While the board provided excellent and provocative questions, the Defending Dissent Foundation/ Bill of Rights Defense Committee felt that our analysis of the Going Dark Initiative based on the intersection of privacy and dissent was needed. Given that the FBI has decided it will go to any forum that will listen to them to discuss Going Dark Initiative, we at BORDC/DDF decided to follow suit. That is why today, as part of the public comment process, I delivered public testimony to ISPAB on behalf of BORDC/DDF.
I explained to ISPAB that as two national civil liberties organizations that work to realize the rights promised by U.S. Constitution we had a dual concern when it comes to technology. First, we see technology in the hands of the people as having a democratizing effect. The use of technology in organizing the Arab Spring, Occupy Wall Street, and Black Lives Matter protests demonstrates this. However, technology in the hands of the government can be used for repressive purposes or chill speech. An example of such a chilling effect is reports that many journalists are hesitant to use e-mail to contact their sources. Whereas email should be making journalism easier (journalists can contact sources virtually they cannot contact physically) it has instead created chilling effect that has caused journalist to curtail their use of an important tool.
On the Going Dark Initiative the FBI has often cited the importance of terrorism investigations as justification for the need to limit encryption capabilities. I noted to ISPAB though that terrorism investigations in the last 30 years have frequently infringed on the First Amendment. It was part of terrorism investigations that the FBI surveiled the Committee in Solidarity with the People of El Salvador, the Catholic Workers Movement, Greenpeace, People for the Ethical Treatment of Animals, the Thomas Merton Center for Peace Social Justice, Occupy Wall Street, and Black Lives Matter.
I also stressed the very real harms of this surveillance, telling the board:
Even the federal government recognizes that its surveillance is not benign. Both the Supreme Court and the Federal Elections Commission have partially exempted the Socialist Workers Party (SWP) from campaign finance disclosures due to the “long history of threats, violence, and harassment against the SWP and its supporters by Federal and local law enforcement agencies and private parties.” While the FBI’s counter intelligence actions against the SWP may seem like ancient history, the FEC renewed this exemption in 2013 citing a continuing threat against its members.
Given the concern about how privacy was essential to dissent, I stressed to the board that there was another concern that it often neglected. I said:
When we have discussed encryption we have tackled it from two competing interests—that of individual consumers to secure important personal information from cyber criminals and the fear that bad actors may try to conceal their actions from the government. There is, however as the FEC exemption for the SWP shows, a third interest to take into consideration—individuals who want to protect their information from the government not due to their personal bad acts, but to shield themselves from the bad acts of the government.

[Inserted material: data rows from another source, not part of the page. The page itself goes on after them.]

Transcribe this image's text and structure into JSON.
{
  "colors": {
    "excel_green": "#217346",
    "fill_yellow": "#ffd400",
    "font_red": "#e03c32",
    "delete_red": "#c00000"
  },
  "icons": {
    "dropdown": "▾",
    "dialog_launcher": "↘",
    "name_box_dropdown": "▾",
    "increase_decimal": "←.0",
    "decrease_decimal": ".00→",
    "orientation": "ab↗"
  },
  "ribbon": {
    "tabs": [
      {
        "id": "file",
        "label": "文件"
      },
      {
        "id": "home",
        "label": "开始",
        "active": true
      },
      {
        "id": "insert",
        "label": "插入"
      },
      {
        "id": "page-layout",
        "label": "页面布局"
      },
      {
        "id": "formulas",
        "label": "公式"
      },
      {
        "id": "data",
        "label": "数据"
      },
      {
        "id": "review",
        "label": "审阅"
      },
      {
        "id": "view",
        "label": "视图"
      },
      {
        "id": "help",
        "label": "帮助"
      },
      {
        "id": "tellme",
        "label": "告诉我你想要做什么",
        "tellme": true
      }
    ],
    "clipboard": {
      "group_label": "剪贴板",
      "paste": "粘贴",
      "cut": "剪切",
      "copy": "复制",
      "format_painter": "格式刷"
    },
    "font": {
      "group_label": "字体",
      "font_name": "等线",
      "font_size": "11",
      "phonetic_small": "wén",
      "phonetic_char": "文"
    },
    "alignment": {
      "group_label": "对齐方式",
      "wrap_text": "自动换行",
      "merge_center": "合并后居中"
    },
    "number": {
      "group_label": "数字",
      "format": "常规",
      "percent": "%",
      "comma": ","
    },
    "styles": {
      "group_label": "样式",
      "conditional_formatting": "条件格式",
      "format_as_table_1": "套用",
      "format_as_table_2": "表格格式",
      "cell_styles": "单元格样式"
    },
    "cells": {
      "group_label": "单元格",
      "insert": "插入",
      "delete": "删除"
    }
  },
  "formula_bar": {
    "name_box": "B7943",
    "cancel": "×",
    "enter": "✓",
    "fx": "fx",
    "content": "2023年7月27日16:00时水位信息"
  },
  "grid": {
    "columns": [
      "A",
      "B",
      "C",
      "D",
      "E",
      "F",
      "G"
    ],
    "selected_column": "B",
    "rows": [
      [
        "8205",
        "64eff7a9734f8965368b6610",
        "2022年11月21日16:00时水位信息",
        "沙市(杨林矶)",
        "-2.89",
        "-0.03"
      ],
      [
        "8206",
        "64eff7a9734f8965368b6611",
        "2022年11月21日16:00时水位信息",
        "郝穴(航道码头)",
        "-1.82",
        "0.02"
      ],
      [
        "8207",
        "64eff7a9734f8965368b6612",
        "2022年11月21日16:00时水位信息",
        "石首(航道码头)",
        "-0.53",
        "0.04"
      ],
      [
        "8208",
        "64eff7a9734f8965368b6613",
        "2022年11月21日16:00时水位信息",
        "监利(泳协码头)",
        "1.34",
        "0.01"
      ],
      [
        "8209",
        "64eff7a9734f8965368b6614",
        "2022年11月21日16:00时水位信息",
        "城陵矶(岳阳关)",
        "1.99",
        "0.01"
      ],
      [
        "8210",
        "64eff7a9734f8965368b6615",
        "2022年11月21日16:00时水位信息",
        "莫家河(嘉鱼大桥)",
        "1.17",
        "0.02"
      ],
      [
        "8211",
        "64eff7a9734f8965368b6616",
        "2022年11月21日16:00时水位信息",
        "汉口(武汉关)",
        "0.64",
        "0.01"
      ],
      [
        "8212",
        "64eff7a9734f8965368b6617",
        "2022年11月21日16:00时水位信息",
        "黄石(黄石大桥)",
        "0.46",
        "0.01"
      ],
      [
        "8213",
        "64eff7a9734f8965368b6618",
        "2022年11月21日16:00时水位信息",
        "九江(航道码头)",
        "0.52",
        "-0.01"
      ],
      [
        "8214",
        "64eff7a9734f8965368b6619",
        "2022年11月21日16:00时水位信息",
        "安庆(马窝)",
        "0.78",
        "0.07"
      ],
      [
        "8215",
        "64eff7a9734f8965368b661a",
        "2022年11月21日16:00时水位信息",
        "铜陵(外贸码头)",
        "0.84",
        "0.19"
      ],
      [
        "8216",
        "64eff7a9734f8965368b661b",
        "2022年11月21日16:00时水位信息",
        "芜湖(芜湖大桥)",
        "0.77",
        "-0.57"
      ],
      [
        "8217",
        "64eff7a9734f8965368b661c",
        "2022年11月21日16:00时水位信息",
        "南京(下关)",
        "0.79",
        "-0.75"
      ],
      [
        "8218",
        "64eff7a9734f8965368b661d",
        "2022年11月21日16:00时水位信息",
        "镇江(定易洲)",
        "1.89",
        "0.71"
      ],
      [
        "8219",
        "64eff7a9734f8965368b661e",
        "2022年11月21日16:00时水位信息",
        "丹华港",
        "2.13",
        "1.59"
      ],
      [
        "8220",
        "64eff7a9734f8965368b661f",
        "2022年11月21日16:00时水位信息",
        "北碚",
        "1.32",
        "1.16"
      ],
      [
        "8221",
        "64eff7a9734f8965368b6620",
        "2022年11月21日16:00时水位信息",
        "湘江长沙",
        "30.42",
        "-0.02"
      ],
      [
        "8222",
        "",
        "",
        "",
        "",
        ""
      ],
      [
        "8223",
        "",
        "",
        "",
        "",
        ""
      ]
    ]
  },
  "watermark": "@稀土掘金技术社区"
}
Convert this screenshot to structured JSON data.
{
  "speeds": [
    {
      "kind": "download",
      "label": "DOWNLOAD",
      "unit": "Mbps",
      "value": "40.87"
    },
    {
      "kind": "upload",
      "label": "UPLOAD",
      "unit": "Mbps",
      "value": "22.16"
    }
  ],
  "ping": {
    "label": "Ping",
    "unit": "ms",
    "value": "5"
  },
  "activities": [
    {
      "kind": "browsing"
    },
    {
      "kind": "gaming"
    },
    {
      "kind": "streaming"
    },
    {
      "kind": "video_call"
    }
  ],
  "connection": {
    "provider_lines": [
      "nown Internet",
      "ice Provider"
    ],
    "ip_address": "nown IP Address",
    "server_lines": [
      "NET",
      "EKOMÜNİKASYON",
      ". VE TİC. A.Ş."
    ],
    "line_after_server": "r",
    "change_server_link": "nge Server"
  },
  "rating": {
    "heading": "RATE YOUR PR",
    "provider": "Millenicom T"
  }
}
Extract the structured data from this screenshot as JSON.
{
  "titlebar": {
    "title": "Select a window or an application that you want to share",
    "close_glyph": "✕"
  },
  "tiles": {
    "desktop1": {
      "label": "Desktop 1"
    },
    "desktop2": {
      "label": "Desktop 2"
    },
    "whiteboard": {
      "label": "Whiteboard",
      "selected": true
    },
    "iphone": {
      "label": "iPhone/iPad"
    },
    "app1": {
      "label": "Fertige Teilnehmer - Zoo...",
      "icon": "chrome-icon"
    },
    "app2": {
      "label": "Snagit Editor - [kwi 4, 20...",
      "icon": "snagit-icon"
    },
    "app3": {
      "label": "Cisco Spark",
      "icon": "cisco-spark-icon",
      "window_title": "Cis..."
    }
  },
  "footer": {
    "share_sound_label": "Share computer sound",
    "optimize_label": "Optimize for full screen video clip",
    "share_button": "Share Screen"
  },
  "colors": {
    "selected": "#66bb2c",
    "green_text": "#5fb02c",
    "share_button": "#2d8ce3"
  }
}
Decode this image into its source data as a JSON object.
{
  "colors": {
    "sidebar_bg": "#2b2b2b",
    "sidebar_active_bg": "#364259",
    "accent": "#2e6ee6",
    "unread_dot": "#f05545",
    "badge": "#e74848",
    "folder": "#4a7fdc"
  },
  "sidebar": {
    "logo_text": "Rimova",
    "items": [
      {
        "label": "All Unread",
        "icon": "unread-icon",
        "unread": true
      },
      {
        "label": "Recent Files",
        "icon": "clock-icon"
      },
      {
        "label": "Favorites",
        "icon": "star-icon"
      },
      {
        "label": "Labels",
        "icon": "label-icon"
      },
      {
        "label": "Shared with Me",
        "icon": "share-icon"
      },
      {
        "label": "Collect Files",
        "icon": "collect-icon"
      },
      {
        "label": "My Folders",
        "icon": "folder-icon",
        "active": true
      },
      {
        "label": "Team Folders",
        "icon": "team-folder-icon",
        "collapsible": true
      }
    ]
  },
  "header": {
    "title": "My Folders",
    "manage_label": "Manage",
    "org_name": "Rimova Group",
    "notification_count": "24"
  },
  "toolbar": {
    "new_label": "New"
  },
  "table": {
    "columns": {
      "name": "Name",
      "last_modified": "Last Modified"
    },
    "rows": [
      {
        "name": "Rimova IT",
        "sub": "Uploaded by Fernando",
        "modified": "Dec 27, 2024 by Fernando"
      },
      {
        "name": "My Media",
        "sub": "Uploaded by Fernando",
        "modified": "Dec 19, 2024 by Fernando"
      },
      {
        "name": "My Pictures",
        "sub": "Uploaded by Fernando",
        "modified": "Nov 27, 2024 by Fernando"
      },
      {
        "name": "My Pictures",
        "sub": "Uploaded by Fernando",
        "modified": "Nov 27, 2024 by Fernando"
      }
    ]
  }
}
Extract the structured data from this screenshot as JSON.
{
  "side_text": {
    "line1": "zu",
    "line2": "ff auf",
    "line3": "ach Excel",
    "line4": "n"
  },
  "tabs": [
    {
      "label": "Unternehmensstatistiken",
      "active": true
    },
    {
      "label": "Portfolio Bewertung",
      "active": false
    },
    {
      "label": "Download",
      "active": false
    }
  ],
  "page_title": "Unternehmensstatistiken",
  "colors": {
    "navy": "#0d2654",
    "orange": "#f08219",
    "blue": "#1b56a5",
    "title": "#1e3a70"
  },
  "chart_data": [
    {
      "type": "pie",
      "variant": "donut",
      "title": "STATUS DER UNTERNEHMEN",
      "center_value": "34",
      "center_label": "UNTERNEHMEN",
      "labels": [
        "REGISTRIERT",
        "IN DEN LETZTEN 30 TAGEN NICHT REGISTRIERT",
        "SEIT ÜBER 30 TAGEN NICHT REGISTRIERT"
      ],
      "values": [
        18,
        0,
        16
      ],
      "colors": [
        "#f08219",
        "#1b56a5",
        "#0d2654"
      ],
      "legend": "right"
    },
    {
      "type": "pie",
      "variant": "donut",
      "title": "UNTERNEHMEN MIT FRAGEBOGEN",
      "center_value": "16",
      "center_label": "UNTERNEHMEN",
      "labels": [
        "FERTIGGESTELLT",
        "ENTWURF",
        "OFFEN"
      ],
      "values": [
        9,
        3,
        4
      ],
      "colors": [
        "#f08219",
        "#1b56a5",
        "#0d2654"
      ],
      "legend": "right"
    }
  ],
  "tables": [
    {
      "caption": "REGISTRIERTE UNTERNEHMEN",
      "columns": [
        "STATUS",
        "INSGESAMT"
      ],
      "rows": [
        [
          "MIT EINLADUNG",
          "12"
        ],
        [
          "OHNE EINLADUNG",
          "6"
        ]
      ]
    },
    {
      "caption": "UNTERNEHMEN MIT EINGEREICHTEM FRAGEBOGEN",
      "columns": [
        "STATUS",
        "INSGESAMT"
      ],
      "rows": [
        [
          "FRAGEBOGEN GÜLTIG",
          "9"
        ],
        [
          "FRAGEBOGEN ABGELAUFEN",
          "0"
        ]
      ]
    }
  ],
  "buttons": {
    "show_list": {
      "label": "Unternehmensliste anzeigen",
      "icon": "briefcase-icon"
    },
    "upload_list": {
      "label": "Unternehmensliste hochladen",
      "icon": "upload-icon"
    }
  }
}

It is for this reason that we at BORDC/DDF strongly support the right to encrypt data and strongly oppose government attempts to erode encryption by giving the government a back or front door. We believe that by doing so we are carrying on in the spirit of Senator Sam Ervin when he said:
Each time we give up a bit of information about ourselves to the Government, we give up some of our freedom: the more the Government or any institution knows about us, the more power it has over us. When the Government knows all of our secrets, we stand naked before official power. Stripped of our privacy, we lose our rights and privileges. The Bill of Rights then becomes just so many words.